Regelmatig werd er foutief gesproken van een gouache, maar dat is een ander materiaal. Zowel tempera als gouache wordt met water verwerkt maar het bindmiddel van tempera is meestal eidooier en anders caseïne. Tempera lost na droging niet meer op terwijl dit wel bij gouache kan. Eeuwenlang werd tempera gebruikt als onderschildering voor olieverfschilderijen. Schilderijen in deze gecombineerde olie/temperaverftechniek zijn vaak in een verrassend goede conditie gebleven.
Een bloeiperiode in het gebruik van tempera als zelfstandige techniek was aan het einde van de negentiende - begin twintigste eeuw met o.a. Henri de Toulouse-Lautrec en de schilders van de ''Nabis'' als belangrijke vertolkers. Daar ligt ook Muehlhaus' bron van inspiratie. Toen hij zich richting jaren vijftig meer en meer ging losmaken van het zwaardere 'Hollands' impressionische idioom uit zijn omgeving en eigen verleden werd hij daarin gesterkt door de ontdekking van de meer lichtvoetige Franse schilders. Zijn voorliefde ging het meest uit naar de schilders Edouard Vuillard 1868-1940 en diens 'Nabis'collega/vriend Pierre Bonnard 1867-1947.
Atelier in Pictura is door Muehlhaus vaak gebruikt en tentoongesteld. Kennelijk zo vaak dat hij het niet opnieuw voor de tentoonstelling ''Ik mag lijden dat het morgen grijs is'' wilde insturen. ,,Het lijkt wel of ik er een abonnement op heb!'' verzuchte hij. Hiervoor in de plaats koos hij het verwante ''Atelier in Pictura met de schilder Jan Korthals'' dat ook in temperaverf geschilderd is.
In die periode toonde Dordrechts Museum duidelijke belangstelling om ''Atelier in Pictura'' voor het museum aan te kopen. Maar Muehlhaus wilde hier niet aan meewerken. ,,Ik voel er niets voor om schilderijen voor het depot te leveren!'' was zijn duidelijke stellingname.
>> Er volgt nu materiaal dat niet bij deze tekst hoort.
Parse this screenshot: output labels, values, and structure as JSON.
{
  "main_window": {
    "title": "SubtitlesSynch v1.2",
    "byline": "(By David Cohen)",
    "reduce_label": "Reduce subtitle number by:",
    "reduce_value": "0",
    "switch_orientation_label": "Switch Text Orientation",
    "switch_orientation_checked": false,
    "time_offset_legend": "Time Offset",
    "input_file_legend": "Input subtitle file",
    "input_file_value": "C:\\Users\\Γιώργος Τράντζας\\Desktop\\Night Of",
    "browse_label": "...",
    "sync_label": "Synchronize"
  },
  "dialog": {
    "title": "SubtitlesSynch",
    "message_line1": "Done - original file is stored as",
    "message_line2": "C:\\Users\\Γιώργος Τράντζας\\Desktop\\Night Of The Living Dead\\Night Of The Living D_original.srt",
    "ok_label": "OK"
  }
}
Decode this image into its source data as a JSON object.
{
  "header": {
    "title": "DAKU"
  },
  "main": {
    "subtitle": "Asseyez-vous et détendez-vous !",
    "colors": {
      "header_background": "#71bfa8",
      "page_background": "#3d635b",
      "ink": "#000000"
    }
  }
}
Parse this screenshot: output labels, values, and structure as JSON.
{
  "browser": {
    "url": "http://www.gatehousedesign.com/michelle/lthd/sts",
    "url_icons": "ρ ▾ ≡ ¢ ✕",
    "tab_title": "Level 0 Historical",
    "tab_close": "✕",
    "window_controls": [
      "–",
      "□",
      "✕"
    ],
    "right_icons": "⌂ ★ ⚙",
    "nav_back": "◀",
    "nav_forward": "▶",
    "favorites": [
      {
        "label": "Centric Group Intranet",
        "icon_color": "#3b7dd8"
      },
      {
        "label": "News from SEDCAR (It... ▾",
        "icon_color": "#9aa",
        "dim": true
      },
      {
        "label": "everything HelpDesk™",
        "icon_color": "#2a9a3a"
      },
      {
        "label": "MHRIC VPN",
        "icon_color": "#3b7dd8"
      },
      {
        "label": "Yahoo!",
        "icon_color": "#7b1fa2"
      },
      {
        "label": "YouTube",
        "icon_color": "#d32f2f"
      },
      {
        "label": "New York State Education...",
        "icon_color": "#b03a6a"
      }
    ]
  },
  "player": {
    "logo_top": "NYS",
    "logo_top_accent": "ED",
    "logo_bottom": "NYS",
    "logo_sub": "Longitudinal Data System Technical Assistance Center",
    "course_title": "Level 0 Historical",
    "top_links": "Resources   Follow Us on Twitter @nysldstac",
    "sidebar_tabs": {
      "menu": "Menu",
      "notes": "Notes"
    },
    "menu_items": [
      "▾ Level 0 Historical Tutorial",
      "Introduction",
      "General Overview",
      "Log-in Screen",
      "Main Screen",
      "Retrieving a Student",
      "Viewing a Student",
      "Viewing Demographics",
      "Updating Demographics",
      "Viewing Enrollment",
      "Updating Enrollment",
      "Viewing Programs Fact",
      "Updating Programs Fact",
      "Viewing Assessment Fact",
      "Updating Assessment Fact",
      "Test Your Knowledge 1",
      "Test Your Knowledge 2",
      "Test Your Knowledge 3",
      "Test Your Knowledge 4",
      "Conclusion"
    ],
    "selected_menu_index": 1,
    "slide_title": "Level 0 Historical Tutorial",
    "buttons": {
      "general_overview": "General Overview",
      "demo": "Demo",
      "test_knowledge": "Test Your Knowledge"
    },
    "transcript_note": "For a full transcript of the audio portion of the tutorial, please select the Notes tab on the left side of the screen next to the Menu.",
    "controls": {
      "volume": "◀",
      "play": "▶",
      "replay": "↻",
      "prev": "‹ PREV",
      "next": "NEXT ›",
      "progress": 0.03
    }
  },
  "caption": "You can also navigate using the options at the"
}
Hieruit sprak een niet te negeren ergernis over het beleid door de jaren heen van het Dordrechts Museum met betrekking tot zijn generatie Dordtse kunstenaars. Hij had er geen hoge pet van op - sterker nog, hij was sterk verbitterd over dat wat de overheid voor hem heeft betekend. Dat was weinig of niets en nu hij die overheid niet meer nodig had bedankte hij voor de eer. Dat het schilderij jaren na Muehlhaus' overlijden en na moeizame onderhandelingen uiteindelijk toch aan de collectie van het Dordrechts Museum is toegevoegd kan ik alleen maar toejuichen.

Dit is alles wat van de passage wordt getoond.